23 November 2022

    Hey Good Lookin'

    Why we're falling in love with bonds again

    David McLeish

    Head of Fixed Income

    Email David
    David McLeish

    Head of Fixed Income

    Email David

    In 2019, with global investment grade corporate bond yields around 2.5%, our Head of Fixed Income, David McLeish, wrote an open ‘Dear John’ letter to the market – setting out why the investment team had decided to go underweight the asset class. Today, with yields close to topping 6%, the highest in more than a decade, the investment team looks to be falling back in love.

    We can’t stop thinking about the global corporate bond market

    I know it’s sad. But it’s true.

    The recent rare bout of high global inflation set alongside slowing economic activity has been disastrous for the recent performance of global corporate bonds – a usually stable earner. As a result, this major global asset class is now offering the most attractive valuations we have seen since the Global Financial Crisis.

    But rather than having to anticipate exactly when corporate bond prices will reverse course, the now high interest income generated by these assets means it is one where investors are being paid handsomely to wait.

    The grief-case has been unpacked. It is time to move on

    The emotional baggage accumulated from witnessing a bond sell-off as brutal as the one we’ve just had can be hard to shake. But having invested through many market cycles we know that investing success only comes to those who can hold a steady hand, stay focused on the big picture, and maintain a long-term perspective – as that is what it takes to act when the big opportunities arise.

    Stepping back from all the market speculation about unanchored inflation and worries of a sharp economic downturn ahead, we see bonds as an unloved asset class with a reliable and now plentiful income stream on offer.

    In the past, when yields have been this high, extraordinary returns can follow

    Over the past 40 years, when yielding the same as they do today, US investment grade bonds have on average generated an almost 7% return over the following twelve months. What’s more, from this starting point, returns have been +20% on more occasions than they have been negative.

    When we see an attractive set up like this, our hearts start to flutter.

    The pandemic has helped companies prepare for what lies ahead

    Corporate profitability is likely to turn lower next year, as the full impact of recent interest rate hikes take hold. This will, no doubt, be an insurmountable challenge to some businesses with too much debt and/or rigid and high fixed cost bases.

    But this is not unusual, and unlike prior crises, we don’t see any obvious large, systemic fragilities in the financial system this time around. In fact, quite the opposite, with the banking system in possibly the best shape we have seen in decades.

    What’s more, the widespread disruption caused by the pandemic has helped companies prepare for a downturn, should it happen.
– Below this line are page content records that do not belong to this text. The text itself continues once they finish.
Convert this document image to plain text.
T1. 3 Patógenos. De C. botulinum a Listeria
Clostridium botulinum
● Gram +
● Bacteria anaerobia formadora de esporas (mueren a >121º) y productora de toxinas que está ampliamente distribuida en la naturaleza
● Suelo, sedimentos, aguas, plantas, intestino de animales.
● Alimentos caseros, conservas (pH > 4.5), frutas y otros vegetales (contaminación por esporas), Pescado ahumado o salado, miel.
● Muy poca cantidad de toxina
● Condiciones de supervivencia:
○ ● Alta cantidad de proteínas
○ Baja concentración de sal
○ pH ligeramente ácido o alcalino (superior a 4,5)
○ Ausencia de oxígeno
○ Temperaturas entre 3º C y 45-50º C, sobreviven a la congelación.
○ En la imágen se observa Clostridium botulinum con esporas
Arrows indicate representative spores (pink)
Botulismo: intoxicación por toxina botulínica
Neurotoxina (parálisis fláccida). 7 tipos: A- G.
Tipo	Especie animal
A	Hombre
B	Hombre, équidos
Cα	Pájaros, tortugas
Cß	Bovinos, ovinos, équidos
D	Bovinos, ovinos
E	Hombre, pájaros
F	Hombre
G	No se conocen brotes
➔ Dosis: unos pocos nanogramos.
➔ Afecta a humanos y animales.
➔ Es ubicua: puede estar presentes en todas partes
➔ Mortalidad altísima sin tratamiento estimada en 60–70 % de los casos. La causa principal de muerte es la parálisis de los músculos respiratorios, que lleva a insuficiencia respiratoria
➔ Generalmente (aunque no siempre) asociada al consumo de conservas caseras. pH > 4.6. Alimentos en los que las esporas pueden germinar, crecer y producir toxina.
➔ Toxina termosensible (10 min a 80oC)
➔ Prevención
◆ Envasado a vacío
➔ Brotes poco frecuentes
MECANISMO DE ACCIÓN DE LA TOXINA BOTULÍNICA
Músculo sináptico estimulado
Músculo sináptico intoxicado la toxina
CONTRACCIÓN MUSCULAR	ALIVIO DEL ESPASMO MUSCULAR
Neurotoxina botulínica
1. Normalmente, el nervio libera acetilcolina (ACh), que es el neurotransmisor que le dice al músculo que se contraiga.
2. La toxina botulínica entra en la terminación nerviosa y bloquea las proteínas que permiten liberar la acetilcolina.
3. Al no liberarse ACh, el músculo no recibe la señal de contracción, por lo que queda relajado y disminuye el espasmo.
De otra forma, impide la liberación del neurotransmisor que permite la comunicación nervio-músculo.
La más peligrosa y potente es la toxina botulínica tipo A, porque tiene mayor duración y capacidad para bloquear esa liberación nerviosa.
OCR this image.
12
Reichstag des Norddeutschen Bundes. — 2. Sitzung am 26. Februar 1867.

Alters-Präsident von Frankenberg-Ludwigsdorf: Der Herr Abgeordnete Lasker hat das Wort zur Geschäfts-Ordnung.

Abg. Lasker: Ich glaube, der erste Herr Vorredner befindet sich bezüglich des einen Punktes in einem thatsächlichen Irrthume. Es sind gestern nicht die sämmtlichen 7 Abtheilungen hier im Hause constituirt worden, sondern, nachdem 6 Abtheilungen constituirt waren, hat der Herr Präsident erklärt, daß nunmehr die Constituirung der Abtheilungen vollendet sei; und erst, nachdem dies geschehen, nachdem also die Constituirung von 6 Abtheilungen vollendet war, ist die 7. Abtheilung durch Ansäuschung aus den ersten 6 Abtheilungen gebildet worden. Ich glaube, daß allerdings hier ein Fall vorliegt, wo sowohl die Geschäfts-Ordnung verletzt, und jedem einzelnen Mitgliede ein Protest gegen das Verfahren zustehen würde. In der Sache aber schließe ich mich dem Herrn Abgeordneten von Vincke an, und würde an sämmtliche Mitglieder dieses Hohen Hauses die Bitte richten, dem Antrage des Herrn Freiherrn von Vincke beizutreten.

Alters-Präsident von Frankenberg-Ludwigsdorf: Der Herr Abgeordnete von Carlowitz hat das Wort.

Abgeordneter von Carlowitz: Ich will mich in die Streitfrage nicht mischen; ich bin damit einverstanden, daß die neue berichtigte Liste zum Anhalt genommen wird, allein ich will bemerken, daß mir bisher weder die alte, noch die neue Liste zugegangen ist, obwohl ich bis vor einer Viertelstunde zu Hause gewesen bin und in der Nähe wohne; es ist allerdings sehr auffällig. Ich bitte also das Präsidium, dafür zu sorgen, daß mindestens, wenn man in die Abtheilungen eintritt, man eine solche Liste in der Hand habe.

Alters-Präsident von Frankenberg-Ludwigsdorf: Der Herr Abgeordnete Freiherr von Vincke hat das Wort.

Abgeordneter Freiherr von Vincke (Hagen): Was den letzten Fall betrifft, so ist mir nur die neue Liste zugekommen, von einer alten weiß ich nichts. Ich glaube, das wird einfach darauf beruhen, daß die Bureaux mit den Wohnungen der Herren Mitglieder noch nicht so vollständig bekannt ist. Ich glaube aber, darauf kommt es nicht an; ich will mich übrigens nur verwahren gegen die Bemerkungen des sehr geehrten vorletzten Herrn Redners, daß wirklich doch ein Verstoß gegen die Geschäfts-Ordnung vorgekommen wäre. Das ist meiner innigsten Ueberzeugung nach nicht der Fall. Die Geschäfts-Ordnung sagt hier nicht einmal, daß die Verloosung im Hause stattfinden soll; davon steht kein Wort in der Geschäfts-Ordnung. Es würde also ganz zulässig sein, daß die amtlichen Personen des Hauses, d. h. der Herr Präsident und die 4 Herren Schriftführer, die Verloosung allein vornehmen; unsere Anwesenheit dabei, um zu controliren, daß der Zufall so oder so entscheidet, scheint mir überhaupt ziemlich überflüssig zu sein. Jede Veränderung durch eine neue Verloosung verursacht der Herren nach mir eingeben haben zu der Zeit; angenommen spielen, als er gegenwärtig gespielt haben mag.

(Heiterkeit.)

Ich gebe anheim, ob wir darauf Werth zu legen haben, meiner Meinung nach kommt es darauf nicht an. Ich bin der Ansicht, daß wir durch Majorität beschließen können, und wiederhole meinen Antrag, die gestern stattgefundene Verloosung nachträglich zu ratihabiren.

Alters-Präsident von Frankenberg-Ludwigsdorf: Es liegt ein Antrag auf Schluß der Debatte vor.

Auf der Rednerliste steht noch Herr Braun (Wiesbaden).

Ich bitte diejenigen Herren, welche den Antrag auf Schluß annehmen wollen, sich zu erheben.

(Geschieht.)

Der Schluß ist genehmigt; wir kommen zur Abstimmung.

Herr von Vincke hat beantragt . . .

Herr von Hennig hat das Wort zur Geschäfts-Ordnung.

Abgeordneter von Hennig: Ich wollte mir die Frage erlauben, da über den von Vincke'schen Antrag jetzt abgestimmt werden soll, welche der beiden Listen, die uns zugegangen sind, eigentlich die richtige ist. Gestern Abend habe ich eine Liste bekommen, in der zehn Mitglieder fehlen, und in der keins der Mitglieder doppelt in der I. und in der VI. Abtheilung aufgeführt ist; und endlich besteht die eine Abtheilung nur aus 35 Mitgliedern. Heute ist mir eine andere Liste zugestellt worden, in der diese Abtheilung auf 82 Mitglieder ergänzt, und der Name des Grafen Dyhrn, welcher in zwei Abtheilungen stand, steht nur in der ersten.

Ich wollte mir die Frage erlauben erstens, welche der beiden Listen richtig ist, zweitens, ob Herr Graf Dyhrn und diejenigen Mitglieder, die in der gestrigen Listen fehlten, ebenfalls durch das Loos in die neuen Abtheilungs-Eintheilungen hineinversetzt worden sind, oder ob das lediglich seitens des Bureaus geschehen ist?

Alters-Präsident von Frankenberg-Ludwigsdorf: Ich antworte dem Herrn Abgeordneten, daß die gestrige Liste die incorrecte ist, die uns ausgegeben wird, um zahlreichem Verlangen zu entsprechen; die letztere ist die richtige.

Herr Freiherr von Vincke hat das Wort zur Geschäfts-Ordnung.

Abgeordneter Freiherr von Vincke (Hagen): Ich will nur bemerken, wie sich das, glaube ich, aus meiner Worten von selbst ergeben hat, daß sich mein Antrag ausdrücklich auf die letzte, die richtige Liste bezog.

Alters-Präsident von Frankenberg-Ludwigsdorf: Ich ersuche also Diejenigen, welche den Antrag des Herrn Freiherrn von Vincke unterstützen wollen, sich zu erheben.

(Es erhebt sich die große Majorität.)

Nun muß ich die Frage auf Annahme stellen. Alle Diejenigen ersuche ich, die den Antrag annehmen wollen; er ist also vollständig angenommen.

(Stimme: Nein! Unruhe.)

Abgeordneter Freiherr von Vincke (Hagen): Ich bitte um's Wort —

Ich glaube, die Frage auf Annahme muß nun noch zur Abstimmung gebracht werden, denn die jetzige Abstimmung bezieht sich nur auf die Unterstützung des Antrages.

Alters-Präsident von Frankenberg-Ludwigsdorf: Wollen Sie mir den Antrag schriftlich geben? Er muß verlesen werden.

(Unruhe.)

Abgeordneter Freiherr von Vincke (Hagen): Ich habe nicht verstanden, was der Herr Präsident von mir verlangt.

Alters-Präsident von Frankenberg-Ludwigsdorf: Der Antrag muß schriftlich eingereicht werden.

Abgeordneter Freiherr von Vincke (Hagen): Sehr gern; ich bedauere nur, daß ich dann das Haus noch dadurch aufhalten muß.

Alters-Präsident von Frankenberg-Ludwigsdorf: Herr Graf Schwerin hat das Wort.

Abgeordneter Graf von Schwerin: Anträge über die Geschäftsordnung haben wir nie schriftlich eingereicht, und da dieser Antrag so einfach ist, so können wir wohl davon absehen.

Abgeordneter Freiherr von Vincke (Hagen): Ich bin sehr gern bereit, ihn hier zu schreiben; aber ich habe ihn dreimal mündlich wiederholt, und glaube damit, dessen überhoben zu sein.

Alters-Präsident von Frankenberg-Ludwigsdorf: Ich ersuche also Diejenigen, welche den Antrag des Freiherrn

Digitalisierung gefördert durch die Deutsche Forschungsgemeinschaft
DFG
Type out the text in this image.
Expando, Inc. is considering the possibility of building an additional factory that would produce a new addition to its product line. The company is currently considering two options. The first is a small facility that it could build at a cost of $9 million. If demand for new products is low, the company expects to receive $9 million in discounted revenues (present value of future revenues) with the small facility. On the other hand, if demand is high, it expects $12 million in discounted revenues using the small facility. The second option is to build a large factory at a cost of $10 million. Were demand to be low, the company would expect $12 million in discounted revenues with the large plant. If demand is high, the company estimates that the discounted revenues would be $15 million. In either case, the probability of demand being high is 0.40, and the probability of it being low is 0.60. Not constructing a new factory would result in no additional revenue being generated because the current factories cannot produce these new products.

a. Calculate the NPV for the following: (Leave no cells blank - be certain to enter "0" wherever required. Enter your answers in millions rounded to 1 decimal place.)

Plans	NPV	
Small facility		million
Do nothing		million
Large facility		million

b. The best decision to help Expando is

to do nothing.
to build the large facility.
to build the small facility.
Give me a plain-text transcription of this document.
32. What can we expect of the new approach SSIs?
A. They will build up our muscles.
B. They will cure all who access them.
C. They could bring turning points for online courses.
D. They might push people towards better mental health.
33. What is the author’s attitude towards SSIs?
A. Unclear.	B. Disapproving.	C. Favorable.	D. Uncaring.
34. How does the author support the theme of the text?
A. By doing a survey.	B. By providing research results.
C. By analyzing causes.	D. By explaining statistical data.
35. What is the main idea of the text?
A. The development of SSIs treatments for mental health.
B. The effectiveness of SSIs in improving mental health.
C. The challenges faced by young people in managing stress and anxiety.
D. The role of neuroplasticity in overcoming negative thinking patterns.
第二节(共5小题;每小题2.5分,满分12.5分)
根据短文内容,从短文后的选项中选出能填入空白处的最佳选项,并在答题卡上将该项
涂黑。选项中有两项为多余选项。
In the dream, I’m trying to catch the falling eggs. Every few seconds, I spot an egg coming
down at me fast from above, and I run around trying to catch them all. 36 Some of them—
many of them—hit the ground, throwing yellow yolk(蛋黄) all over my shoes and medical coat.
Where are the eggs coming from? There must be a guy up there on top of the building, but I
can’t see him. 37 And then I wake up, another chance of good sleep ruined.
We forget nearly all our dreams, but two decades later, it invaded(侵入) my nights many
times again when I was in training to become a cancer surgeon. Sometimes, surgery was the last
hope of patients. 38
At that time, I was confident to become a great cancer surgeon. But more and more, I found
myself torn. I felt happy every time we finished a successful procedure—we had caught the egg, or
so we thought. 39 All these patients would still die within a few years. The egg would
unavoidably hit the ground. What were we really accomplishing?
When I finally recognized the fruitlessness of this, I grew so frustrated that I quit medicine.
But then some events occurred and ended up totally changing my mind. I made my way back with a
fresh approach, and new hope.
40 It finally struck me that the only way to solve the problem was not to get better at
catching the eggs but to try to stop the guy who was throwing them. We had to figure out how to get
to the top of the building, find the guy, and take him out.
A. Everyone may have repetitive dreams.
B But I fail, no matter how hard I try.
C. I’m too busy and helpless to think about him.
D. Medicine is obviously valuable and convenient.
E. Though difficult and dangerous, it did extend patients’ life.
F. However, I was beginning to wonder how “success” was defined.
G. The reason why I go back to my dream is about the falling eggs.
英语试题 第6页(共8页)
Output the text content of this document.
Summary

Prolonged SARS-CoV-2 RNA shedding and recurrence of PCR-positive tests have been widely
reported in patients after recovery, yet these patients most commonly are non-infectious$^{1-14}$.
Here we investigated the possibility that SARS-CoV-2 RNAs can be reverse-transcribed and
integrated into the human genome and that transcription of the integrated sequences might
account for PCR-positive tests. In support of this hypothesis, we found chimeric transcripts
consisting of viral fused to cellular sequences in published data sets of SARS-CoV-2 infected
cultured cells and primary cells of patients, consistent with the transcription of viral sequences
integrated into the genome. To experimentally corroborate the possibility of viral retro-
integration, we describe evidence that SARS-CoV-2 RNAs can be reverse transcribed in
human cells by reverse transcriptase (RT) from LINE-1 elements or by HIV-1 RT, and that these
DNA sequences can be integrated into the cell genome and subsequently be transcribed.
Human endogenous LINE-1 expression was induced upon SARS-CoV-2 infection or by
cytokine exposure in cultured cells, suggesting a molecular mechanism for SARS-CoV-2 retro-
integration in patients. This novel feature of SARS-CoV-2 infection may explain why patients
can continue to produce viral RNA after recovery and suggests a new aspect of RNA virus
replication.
Most corporate and household balance sheets are in good order, a very high proportion of the population are gainfully employed, and a meaningful savings pool remains in place to help soften the blow.

    Careful investment selection remains imperative

    We know from experience that, in times of heightened uncertainty, finding a bond with a high yield isn’t the hard bit. It is finding attractively priced bonds issued by companies that will weather an economic downturn if one is thrown at them.

    That is why we have a team of experts trained to thoroughly analyse businesses from the bottom-up on your behalf. Our approach is simple – don’t lose sight of the big picture, trust our investment process, and act with conviction when opportunities like this present themselves.

    This really could be a match made in heaven.